The Benefit of a Uniform Response to Ebola in the U.S.
This was published as a Wall Street Journal Think Tank column on October 29, 2014.
What looks like political wrangling or confusion in federal and state officials’ Ebola responses is a reflection of our complex public health system, which gives certain authorities to the federal government and others to the states. But however explainable as a product of American federalism, officials’ contradictory actions do little to reassure the public in a fast-changing environment where, here in the U.S., fear is as much an enemy as the virus itself.
There are more than 10,000 cases of Ebola in West Africa, where it remains an urgent public health emergency, but only four cases diagnosed in the U.S. to date. Yet 24-hour news coverage of debate over quarantines and isolation, travel restrictions, and other efforts has heightened tensions. In recent days we’ve seen Govs. Chris Christie and Andrew Cuomo institute quarantine and isolation measures before apparently backing off. Several states have announced their own policies. On Tuesday President Barack Obama rejected the idea of quarantining medical workers who return to the U.S. Yet on Wednesday, the Pentagon approved a 21-day monitoring period for all military personnel returning from west Africa.

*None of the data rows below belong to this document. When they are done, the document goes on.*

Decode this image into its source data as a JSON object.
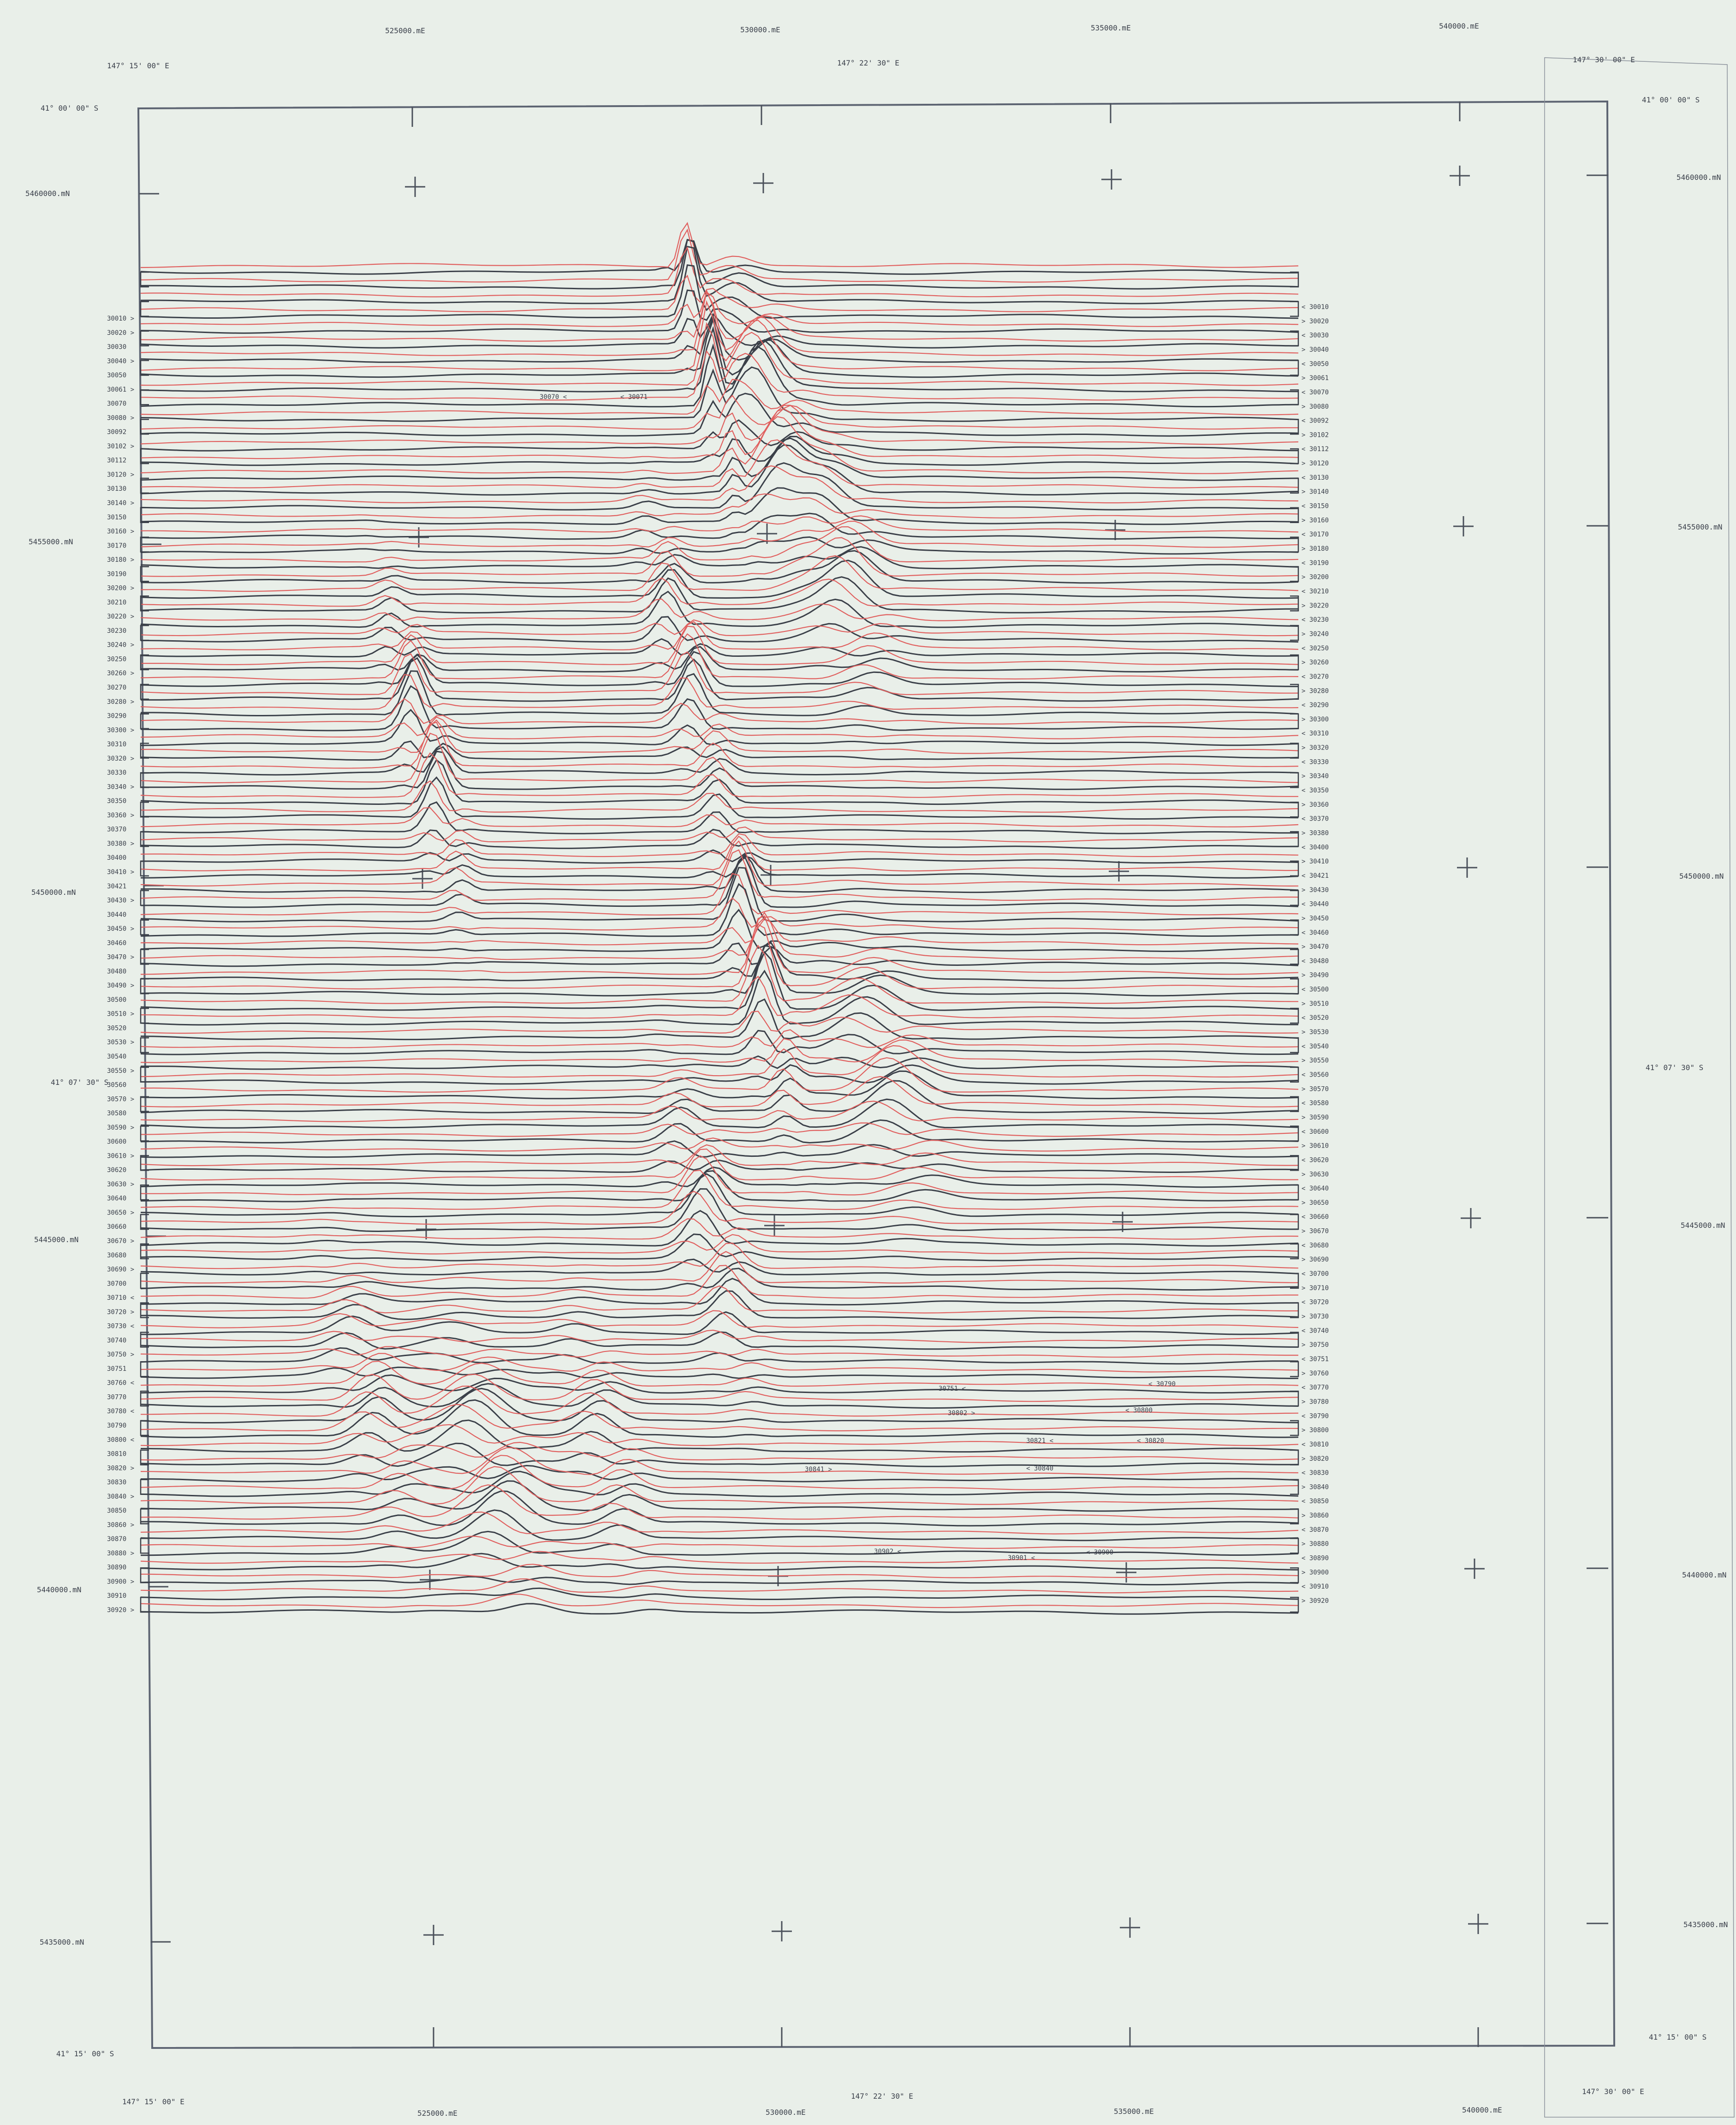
{
  "colors": {
    "background": "#e9efe9",
    "frame": "#5d6472",
    "trace_dark": "#3b4049",
    "trace_red": "#e0605f",
    "text": "#3a3f4a"
  },
  "grid": {
    "eastings": [
      "525000.mE",
      "530000.mE",
      "535000.mE",
      "540000.mE"
    ],
    "northings": [
      "5460000.mN",
      "5455000.mN",
      "5450000.mN",
      "5445000.mN",
      "5440000.mN",
      "5435000.mN"
    ],
    "lon_labels": [
      "147° 15' 00\" E",
      "147° 22' 30\" E",
      "147° 30' 00\" E"
    ],
    "lat_labels": [
      "41° 00' 00\" S",
      "41° 07' 30\" S",
      "41° 15' 00\" S"
    ]
  },
  "line_labels": {
    "left": [
      "30010 >",
      "30020 >",
      "30030",
      "30040 >",
      "30050",
      "30061 >",
      "30070",
      "30080 >",
      "30092",
      "30102 >",
      "30112",
      "30120 >",
      "30130",
      "30140 >",
      "30150",
      "30160 >",
      "30170",
      "30180 >",
      "30190",
      "30200 >",
      "30210",
      "30220 >",
      "30230",
      "30240 >",
      "30250",
      "30260 >",
      "30270",
      "30280 >",
      "30290",
      "30300 >",
      "30310",
      "30320 >",
      "30330",
      "30340 >",
      "30350",
      "30360 >",
      "30370",
      "30380 >",
      "30400",
      "30410 >",
      "30421",
      "30430 >",
      "30440",
      "30450 >",
      "30460",
      "30470 >",
      "30480",
      "30490 >",
      "30500",
      "30510 >",
      "30520",
      "30530 >",
      "30540",
      "30550 >",
      "30560",
      "30570 >",
      "30580",
      "30590 >",
      "30600",
      "30610 >",
      "30620",
      "30630 >",
      "30640",
      "30650 >",
      "30660",
      "30670 >",
      "30680",
      "30690 >",
      "30700",
      "30710 <",
      "30720 >",
      "30730 <",
      "30740",
      "30750 >",
      "30751",
      "30760 <",
      "30770",
      "30780 <",
      "30790",
      "30800 <",
      "30810",
      "30820 >",
      "30830",
      "30840 >",
      "30850",
      "30860 >",
      "30870",
      "30880 >",
      "30890",
      "30900 >",
      "30910",
      "30920 >"
    ],
    "right": [
      "< 30010",
      "> 30020",
      "< 30030",
      "> 30040",
      "< 30050",
      "> 30061",
      "< 30070",
      "> 30080",
      "< 30092",
      "> 30102",
      "< 30112",
      "> 30120",
      "< 30130",
      "> 30140",
      "< 30150",
      "> 30160",
      "< 30170",
      "> 30180",
      "< 30190",
      "> 30200",
      "< 30210",
      "> 30220",
      "< 30230",
      "> 30240",
      "< 30250",
      "> 30260",
      "< 30270",
      "> 30280",
      "< 30290",
      "> 30300",
      "< 30310",
      "> 30320",
      "< 30330",
      "> 30340",
      "< 30350",
      "> 30360",
      "< 30370",
      "> 30380",
      "< 30400",
      "> 30410",
      "< 30421",
      "> 30430",
      "< 30440",
      "> 30450",
      "< 30460",
      "> 30470",
      "< 30480",
      "> 30490",
      "< 30500",
      "> 30510",
      "< 30520",
      "> 30530",
      "< 30540",
      "> 30550",
      "< 30560",
      "> 30570",
      "< 30580",
      "> 30590",
      "< 30600",
      "> 30610",
      "< 30620",
      "> 30630",
      "< 30640",
      "> 30650",
      "< 30660",
      "> 30670",
      "< 30680",
      "> 30690",
      "< 30700",
      "> 30710",
      "< 30720",
      "> 30730",
      "< 30740",
      "> 30750",
      "< 30751",
      "> 30760",
      "< 30770",
      "> 30780",
      "< 30790",
      "> 30800",
      "< 30810",
      "> 30820",
      "< 30830",
      "> 30840",
      "< 30850",
      "> 30860",
      "< 30870",
      "> 30880",
      "< 30890",
      "> 30900",
      "< 30910",
      "> 30920"
    ],
    "interior": [
      "30070 <",
      "< 30071",
      "30751 <",
      "< 30790",
      "30802 >",
      "< 30800",
      "30821 <",
      "< 30820",
      "30841 >",
      "< 30840",
      "30902 <",
      "30901 <",
      "< 30900"
    ]
  },
  "traces": {
    "count": 92,
    "anomalies": [
      {
        "col": 0.485,
        "row": 0.06,
        "amp": 130,
        "w": 0.012
      },
      {
        "col": 0.54,
        "row": 0.12,
        "amp": 110,
        "w": 0.03
      },
      {
        "col": 0.6,
        "row": 0.22,
        "amp": 70,
        "w": 0.035
      },
      {
        "col": 0.245,
        "row": 0.36,
        "amp": 95,
        "w": 0.018
      },
      {
        "col": 0.47,
        "row": 0.3,
        "amp": 80,
        "w": 0.02
      },
      {
        "col": 0.53,
        "row": 0.52,
        "amp": 120,
        "w": 0.018
      },
      {
        "col": 0.64,
        "row": 0.6,
        "amp": 60,
        "w": 0.04
      },
      {
        "col": 0.49,
        "row": 0.72,
        "amp": 75,
        "w": 0.025
      },
      {
        "col": 0.3,
        "row": 0.9,
        "amp": 70,
        "w": 0.04
      },
      {
        "col": 0.2,
        "row": 0.85,
        "amp": 45,
        "w": 0.03
      },
      {
        "col": 0.4,
        "row": 0.88,
        "amp": 40,
        "w": 0.03
      }
    ]
  }
}
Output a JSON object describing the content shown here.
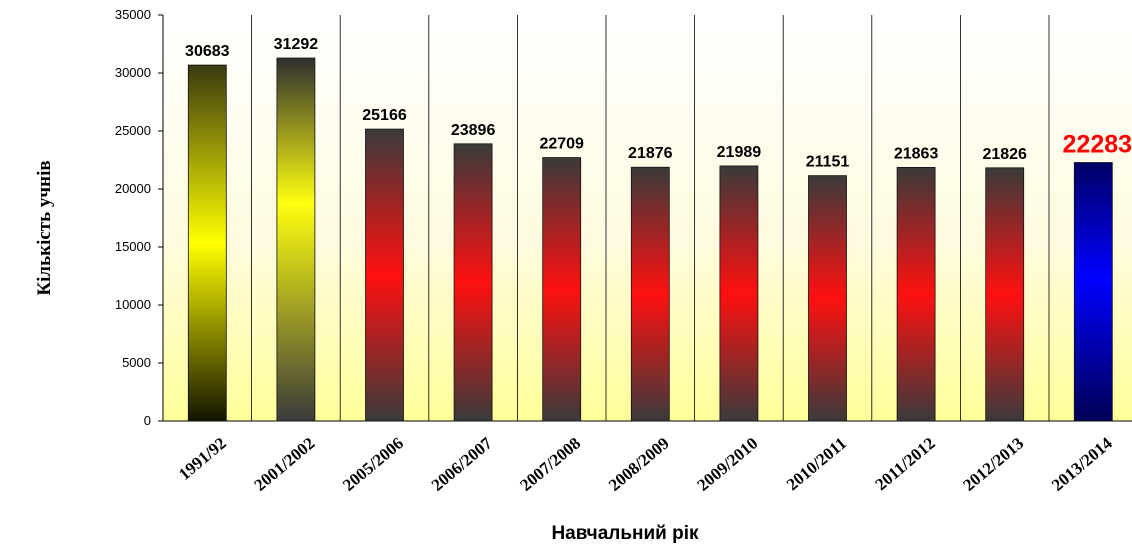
{
  "chart_data": {
    "type": "bar",
    "xlabel": "Навчальний рік",
    "ylabel": "Кількість учнів",
    "ylim": [
      0,
      35000
    ],
    "yticks": [
      0,
      5000,
      10000,
      15000,
      20000,
      25000,
      30000,
      35000
    ],
    "categories": [
      "1991/92",
      "2001/2002",
      "2005/2006",
      "2006/2007",
      "2007/2008",
      "2008/2009",
      "2009/2010",
      "2010/2011",
      "2011/2012",
      "2012/2013",
      "2013/2014"
    ],
    "values": [
      30683,
      31292,
      25166,
      23896,
      22709,
      21876,
      21989,
      21151,
      21863,
      21826,
      22283
    ],
    "grid": "vertical separators between categories",
    "legend": "none",
    "colors": {
      "yellow_bars": [
        "#1a1a00",
        "#ffff00"
      ],
      "red_bars": [
        "#3a3a3a",
        "#ff1414"
      ],
      "highlight_bar": [
        "#000066",
        "#0000ff"
      ],
      "highlight_label": "#ff0000",
      "plot_background": [
        "#ffffff",
        "#ffffa0"
      ]
    }
  }
}
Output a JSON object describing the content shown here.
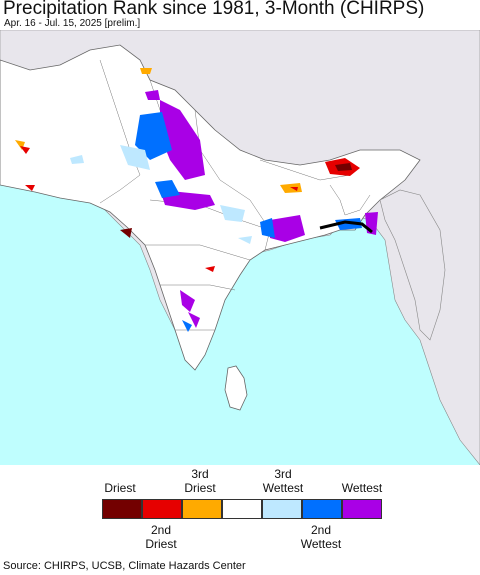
{
  "title": "Precipitation Rank since 1981, 3-Month (CHIRPS)",
  "subtitle": "Apr. 16 - Jul. 15, 2025 [prelim.]",
  "legend": {
    "labels_top": [
      "Driest",
      "3rd\nDriest",
      "3rd\nWettest",
      "Wettest"
    ],
    "labels_bottom": [
      "2nd\nDriest",
      "2nd\nWettest"
    ],
    "colors": [
      "#730000",
      "#e60000",
      "#ffaa00",
      "#ffffff",
      "#bee8ff",
      "#0070ff",
      "#a900e6"
    ]
  },
  "colors": {
    "ocean": "#bffefe",
    "land": "#ffffff",
    "outside_land": "#e8e6ec",
    "border": "#666666"
  },
  "source": "Source: CHIRPS, UCSB, Climate Hazards Center"
}
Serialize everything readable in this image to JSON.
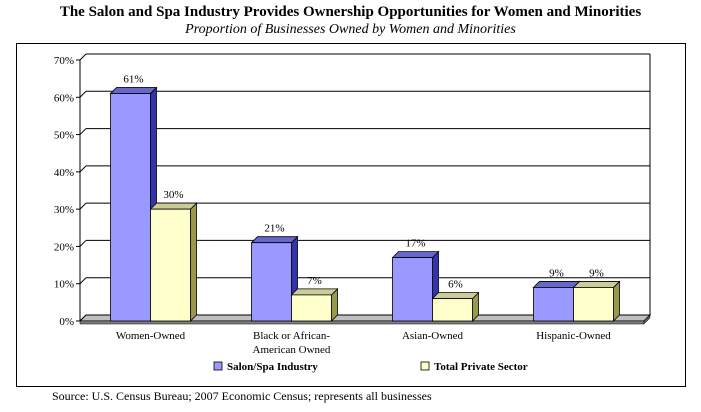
{
  "title": "The Salon and Spa Industry Provides Ownership Opportunities for Women and Minorities",
  "subtitle": "Proportion of Businesses Owned by Women and Minorities",
  "source": "Source: U.S. Census Bureau; 2007 Economic Census; represents all businesses",
  "colors": {
    "salon": "#9999ff",
    "total": "#ffffcc",
    "floor": "#808080",
    "grid": "#000000"
  },
  "chart_data": {
    "type": "bar",
    "categories": [
      [
        "Women-Owned"
      ],
      [
        "Black or African-",
        "American Owned"
      ],
      [
        "Asian-Owned"
      ],
      [
        "Hispanic-Owned"
      ]
    ],
    "series": [
      {
        "name": "Salon/Spa Industry",
        "values": [
          61,
          21,
          17,
          9
        ],
        "labels": [
          "61%",
          "21%",
          "17%",
          "9%"
        ]
      },
      {
        "name": "Total Private Sector",
        "values": [
          30,
          7,
          6,
          9
        ],
        "labels": [
          "30%",
          "7%",
          "6%",
          "9%"
        ]
      }
    ],
    "yticks": [
      "0%",
      "10%",
      "20%",
      "30%",
      "40%",
      "50%",
      "60%",
      "70%"
    ],
    "ylim": [
      0,
      70
    ],
    "grid": true,
    "legend_position": "bottom",
    "style": "3d-clustered-column"
  }
}
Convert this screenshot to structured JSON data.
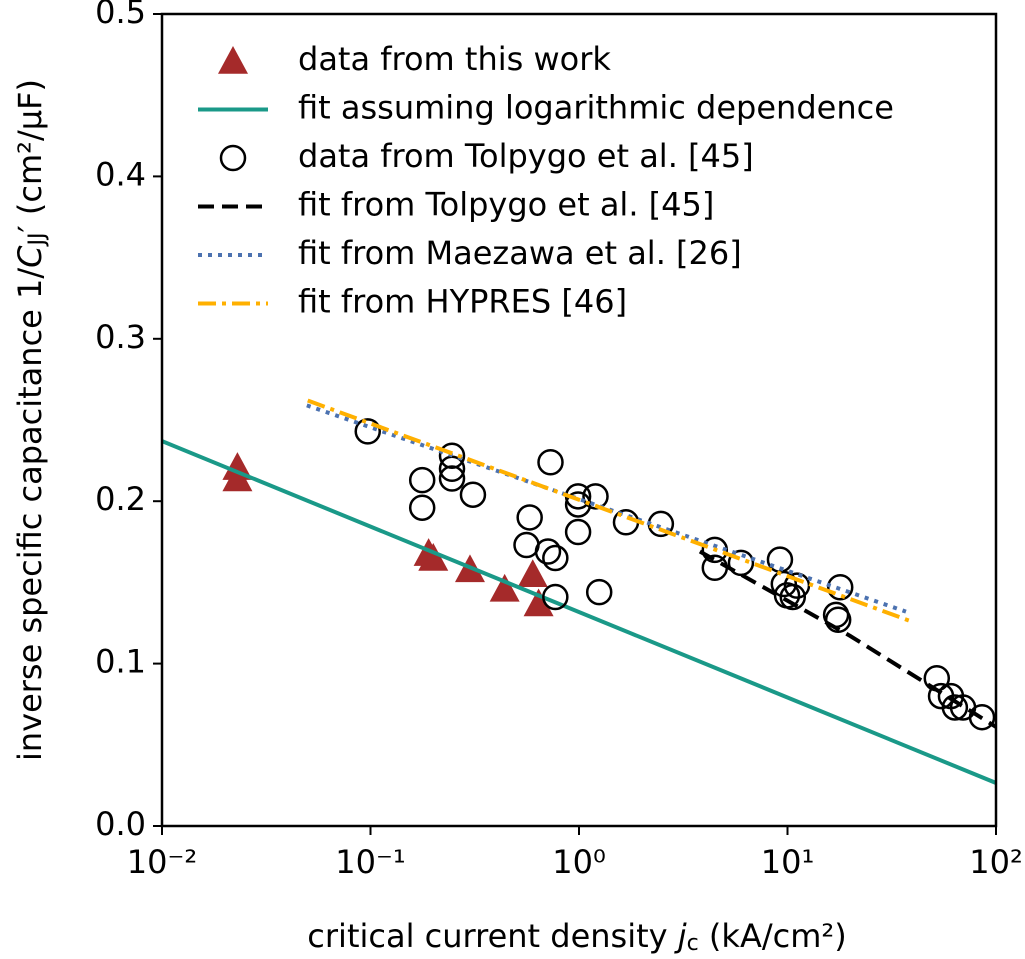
{
  "chart_data": {
    "type": "line",
    "xlabel": {
      "text": "critical current density ",
      "symbol": "j",
      "subscript": "c",
      "suffix": " (kA/cm²)"
    },
    "ylabel": {
      "text": "inverse specific capacitance 1/",
      "symbol": "C",
      "subscript": "JJ",
      "suffix": "′ (cm²/μF)"
    },
    "xscale": "log",
    "xlim": [
      0.01,
      100
    ],
    "ylim": [
      0,
      0.5
    ],
    "xticks": [
      {
        "value": 0.01,
        "label": "10⁻²"
      },
      {
        "value": 0.1,
        "label": "10⁻¹"
      },
      {
        "value": 1,
        "label": "10⁰"
      },
      {
        "value": 10,
        "label": "10¹"
      },
      {
        "value": 100,
        "label": "10²"
      }
    ],
    "yticks": [
      {
        "value": 0,
        "label": "0.0"
      },
      0.1,
      0.2,
      0.3,
      0.4,
      0.5
    ],
    "legend": "upper left",
    "series": [
      {
        "name": "data from this work",
        "color": "#a52a2a",
        "style": "triangle",
        "x": [
          0.023,
          0.023,
          0.19,
          0.2,
          0.3,
          0.44,
          0.6,
          0.64
        ],
        "values": [
          0.221,
          0.214,
          0.168,
          0.165,
          0.158,
          0.146,
          0.155,
          0.137
        ]
      },
      {
        "name": "fit assuming logarithmic dependence",
        "color": "#1a9988",
        "style": "solid",
        "x": [
          0.01,
          100
        ],
        "values": [
          0.237,
          0.0265
        ]
      },
      {
        "name": "data from Tolpygo et al. [45]",
        "color": "#000000",
        "style": "circle",
        "x": [
          0.097,
          0.246,
          0.246,
          0.246,
          0.177,
          0.177,
          0.31,
          0.58,
          0.56,
          0.73,
          0.71,
          0.77,
          0.77,
          0.99,
          0.99,
          0.99,
          1.2,
          1.25,
          1.68,
          2.47,
          4.48,
          4.48,
          5.98,
          9.2,
          9.6,
          9.95,
          10.6,
          11.1,
          17.9,
          17.1,
          17.5,
          52,
          54.5,
          60.8,
          63.5,
          69.5,
          85.7
        ],
        "values": [
          0.243,
          0.228,
          0.22,
          0.214,
          0.213,
          0.196,
          0.204,
          0.19,
          0.173,
          0.224,
          0.169,
          0.165,
          0.141,
          0.203,
          0.198,
          0.181,
          0.203,
          0.144,
          0.187,
          0.186,
          0.17,
          0.159,
          0.162,
          0.164,
          0.149,
          0.142,
          0.141,
          0.148,
          0.147,
          0.13,
          0.127,
          0.091,
          0.08,
          0.08,
          0.073,
          0.073,
          0.067
        ]
      },
      {
        "name": "fit from Tolpygo et al. [45]",
        "color": "#000000",
        "style": "dashed",
        "x": [
          3.8,
          20,
          100
        ],
        "values": [
          0.169,
          0.117,
          0.061
        ]
      },
      {
        "name": "fit from Maezawa et al. [26]",
        "color": "#4c72b0",
        "style": "dotted",
        "x": [
          0.0495,
          37
        ],
        "values": [
          0.259,
          0.132
        ]
      },
      {
        "name": "fit from HYPRES [46]",
        "color": "#ffb000",
        "style": "dashdot",
        "x": [
          0.05,
          40
        ],
        "values": [
          0.262,
          0.1256
        ]
      }
    ]
  }
}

Federal authority to quarantine and isolate derives from the Constitution’s Commerce Clause. The Public Health Service Act of 1944 authorizes the secretary of health and human services to “prevent the introduction, transmission, or spread of all communicable diseases from foreign countries into the States or possessions, or from one State or possession into any other State or possession.” HHS delegated this authority to the Centers for Disease Control and Prevention in 2000. This means that the federal government has quarantine and isolation authority in cases where someone is traveling to the U.S. from another country or traveling between the states. It can, however, only be applied to address a communicable disease specifically listed by presidential executive order. Executive order No. 13295 lists these diseases, including “viral hemorrhagic fevers,” of which Ebola is one, added in 1983.
But like many other laws and regulations–including gun laws and speed limits–all quarantine and isolation authority within a state rests with the state. Such laws vary across the country; thus the patchwork of Ebola pronouncements by governors. The federal government can make recommendations and provide guidance, support, and funding, but it cannot supersede state authority except in specific cases and, historically, has rarely done so.
There is a murky middle to our multi-layered approach to public health, with an evolving and sometimes confusing mix of guidelines across local, state and federal government. It’s not just that several states have announced Ebola policies. The just-announced U.S. military policy of controlled 21-day monitoring for personnel returning from West Africa appears to differ from the CDC guidelines calling for different levels of monitoring based on risk.
Having multiple public health standards across the country for a virus that doesn’t care about state borders arguably isn’t good public health policy. Different standards in different states are not only likely to confuse people but could suggest that we don’t really know how to respond or, worse, that there might be an element of political positioning to the response. Americans value states’ rights to make decisions about many things, and our system of public health gives states leeway to tailor responses to their own circumstances. But when it comes to Ebola in the U.S. the enemy now is fear as much as the virus; a uniform response led by national public health professionals would reduce fears.